Après avoir été entendue une première fois par la justice suisse, fin 2008, Mme Mikhael est de nouveau convoquée dans les prochaines semaines. Elle compte répondre aux questions des enquêteurs. Elle a aussi déposé plainte pour diffamation, à Paris, à l'encontre de son ancien collègue. "M. Falciani a violemment mis en cause ma cliente, en lui faisant endosser le mauvais rôle, déclare son avocat, Me Thierry Montgermont. Il s'avère que c'est faux, que la seule motivation de M. Falciani était financière et non pas éthique." Mme Mikhael dit craindre pour sa sécurité. "J'ai hâte d'être confrontée à Hervé Falciani, relève-t-elle. Je me sens blessée dans mon honneur, la France a tort de lui faire confiance."

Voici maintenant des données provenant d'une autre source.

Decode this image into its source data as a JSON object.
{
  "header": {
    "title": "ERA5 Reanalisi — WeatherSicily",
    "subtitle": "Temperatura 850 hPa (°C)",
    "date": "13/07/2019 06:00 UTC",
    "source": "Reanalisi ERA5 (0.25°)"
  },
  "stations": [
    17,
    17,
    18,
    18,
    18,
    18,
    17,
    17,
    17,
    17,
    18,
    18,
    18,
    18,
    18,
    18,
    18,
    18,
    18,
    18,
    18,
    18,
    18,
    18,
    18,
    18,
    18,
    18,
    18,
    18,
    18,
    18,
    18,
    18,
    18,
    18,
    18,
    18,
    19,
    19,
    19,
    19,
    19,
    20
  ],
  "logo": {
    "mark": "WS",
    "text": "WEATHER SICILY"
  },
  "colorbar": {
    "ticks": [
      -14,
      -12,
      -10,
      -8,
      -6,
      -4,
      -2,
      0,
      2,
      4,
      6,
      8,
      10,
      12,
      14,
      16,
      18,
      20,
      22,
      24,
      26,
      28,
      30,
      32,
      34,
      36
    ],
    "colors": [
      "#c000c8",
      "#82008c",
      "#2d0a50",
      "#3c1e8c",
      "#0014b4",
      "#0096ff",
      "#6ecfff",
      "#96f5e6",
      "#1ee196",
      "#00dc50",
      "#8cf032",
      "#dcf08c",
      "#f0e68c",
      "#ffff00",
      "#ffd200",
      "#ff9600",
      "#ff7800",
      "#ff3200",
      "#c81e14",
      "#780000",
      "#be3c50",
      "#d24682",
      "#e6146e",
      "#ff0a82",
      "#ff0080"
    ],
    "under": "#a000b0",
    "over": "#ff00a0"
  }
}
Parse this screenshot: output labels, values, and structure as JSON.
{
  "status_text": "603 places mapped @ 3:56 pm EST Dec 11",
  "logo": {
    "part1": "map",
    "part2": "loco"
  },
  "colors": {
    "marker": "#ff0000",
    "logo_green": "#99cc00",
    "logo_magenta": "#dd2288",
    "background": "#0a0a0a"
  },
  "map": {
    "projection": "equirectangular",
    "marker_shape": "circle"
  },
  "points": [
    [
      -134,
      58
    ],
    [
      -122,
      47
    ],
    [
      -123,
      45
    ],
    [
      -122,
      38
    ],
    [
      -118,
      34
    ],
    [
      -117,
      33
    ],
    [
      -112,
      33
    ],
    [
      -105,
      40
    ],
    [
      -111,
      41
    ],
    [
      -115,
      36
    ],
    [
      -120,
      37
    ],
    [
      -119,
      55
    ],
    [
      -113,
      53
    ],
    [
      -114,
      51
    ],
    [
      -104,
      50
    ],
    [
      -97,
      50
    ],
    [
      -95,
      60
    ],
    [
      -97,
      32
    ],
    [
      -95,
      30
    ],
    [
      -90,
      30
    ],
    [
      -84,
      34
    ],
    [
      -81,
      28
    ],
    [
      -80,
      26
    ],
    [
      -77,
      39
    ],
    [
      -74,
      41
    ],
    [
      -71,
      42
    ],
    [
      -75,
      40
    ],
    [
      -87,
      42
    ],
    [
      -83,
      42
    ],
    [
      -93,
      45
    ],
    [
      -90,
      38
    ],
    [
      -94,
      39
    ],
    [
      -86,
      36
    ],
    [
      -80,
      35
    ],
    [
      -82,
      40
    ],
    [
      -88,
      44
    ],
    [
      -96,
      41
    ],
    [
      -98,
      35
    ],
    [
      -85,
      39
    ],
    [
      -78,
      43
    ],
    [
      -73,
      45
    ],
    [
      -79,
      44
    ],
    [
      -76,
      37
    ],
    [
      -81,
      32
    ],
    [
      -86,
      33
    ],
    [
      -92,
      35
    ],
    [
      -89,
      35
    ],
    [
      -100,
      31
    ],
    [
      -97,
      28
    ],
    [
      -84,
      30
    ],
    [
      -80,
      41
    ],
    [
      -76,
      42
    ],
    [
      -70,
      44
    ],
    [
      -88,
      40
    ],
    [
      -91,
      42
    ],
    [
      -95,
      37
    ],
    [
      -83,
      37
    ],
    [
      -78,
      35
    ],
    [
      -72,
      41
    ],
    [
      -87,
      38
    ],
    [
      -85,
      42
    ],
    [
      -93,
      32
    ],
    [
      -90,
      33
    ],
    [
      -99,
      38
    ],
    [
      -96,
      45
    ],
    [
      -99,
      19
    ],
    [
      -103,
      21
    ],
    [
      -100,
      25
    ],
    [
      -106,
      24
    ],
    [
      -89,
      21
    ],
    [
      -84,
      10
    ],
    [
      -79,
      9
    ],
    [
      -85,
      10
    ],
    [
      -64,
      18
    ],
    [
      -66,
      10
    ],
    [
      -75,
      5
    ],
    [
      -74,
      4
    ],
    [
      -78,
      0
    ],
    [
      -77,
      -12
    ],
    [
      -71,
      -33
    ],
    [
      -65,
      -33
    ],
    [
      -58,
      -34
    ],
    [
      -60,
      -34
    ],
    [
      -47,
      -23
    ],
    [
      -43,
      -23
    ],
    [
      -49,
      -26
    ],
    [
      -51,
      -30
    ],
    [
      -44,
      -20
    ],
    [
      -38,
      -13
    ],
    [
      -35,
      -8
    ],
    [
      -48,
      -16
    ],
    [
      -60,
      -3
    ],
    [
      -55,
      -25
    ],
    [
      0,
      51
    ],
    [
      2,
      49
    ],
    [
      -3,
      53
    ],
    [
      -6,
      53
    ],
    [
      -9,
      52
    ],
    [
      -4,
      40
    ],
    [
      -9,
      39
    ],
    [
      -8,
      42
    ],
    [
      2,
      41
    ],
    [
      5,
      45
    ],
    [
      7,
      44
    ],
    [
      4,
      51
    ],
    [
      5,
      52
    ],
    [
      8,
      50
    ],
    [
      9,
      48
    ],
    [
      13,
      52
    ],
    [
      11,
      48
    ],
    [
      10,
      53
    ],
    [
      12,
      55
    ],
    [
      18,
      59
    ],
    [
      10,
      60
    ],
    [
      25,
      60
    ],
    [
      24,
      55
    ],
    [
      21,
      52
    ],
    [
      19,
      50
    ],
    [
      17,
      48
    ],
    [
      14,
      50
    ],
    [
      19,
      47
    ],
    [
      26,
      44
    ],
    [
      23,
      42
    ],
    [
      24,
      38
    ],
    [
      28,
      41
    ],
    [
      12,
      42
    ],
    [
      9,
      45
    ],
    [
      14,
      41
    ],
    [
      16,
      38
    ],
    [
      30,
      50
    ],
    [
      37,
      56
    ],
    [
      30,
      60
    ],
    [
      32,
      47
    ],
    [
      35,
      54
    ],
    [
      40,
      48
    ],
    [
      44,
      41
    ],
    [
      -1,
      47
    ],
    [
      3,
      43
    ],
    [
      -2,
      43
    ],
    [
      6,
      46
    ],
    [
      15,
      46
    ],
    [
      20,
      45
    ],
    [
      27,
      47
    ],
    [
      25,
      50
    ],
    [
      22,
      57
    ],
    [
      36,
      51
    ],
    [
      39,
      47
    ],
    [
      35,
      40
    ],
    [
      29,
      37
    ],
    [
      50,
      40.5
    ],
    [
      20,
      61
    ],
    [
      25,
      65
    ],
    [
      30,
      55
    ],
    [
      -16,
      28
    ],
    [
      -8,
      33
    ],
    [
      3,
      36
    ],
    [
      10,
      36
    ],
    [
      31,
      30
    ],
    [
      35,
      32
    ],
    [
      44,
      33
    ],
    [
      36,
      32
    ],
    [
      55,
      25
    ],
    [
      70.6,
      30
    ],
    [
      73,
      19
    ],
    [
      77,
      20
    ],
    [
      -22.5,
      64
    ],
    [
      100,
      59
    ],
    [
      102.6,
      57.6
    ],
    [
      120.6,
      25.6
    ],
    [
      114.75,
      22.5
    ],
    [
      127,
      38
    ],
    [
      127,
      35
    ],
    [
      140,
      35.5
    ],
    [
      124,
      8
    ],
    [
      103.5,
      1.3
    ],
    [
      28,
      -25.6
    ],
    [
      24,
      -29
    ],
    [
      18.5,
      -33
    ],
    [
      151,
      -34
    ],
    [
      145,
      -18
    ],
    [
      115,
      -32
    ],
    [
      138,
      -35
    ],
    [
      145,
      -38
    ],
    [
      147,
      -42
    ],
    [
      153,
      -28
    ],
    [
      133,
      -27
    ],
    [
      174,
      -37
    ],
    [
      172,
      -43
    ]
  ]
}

L'enquête préliminaire ordonnée par le procureur de Nice, Eric de Montgolfier, se poursuit. Le 8 janvier, une réunion de coordination a eu lieu avec les services du fisc. Un partage des rôles a été décidé. Bercy s'occupera des seules fraudes fiscales, mais fournira à la justice les données pour trier les comptes fournis par M. Falciani, afin de caractériser d'éventuels délits de blanchiment. Dans la seule région niçoise, une trentaine de personnes sont visées.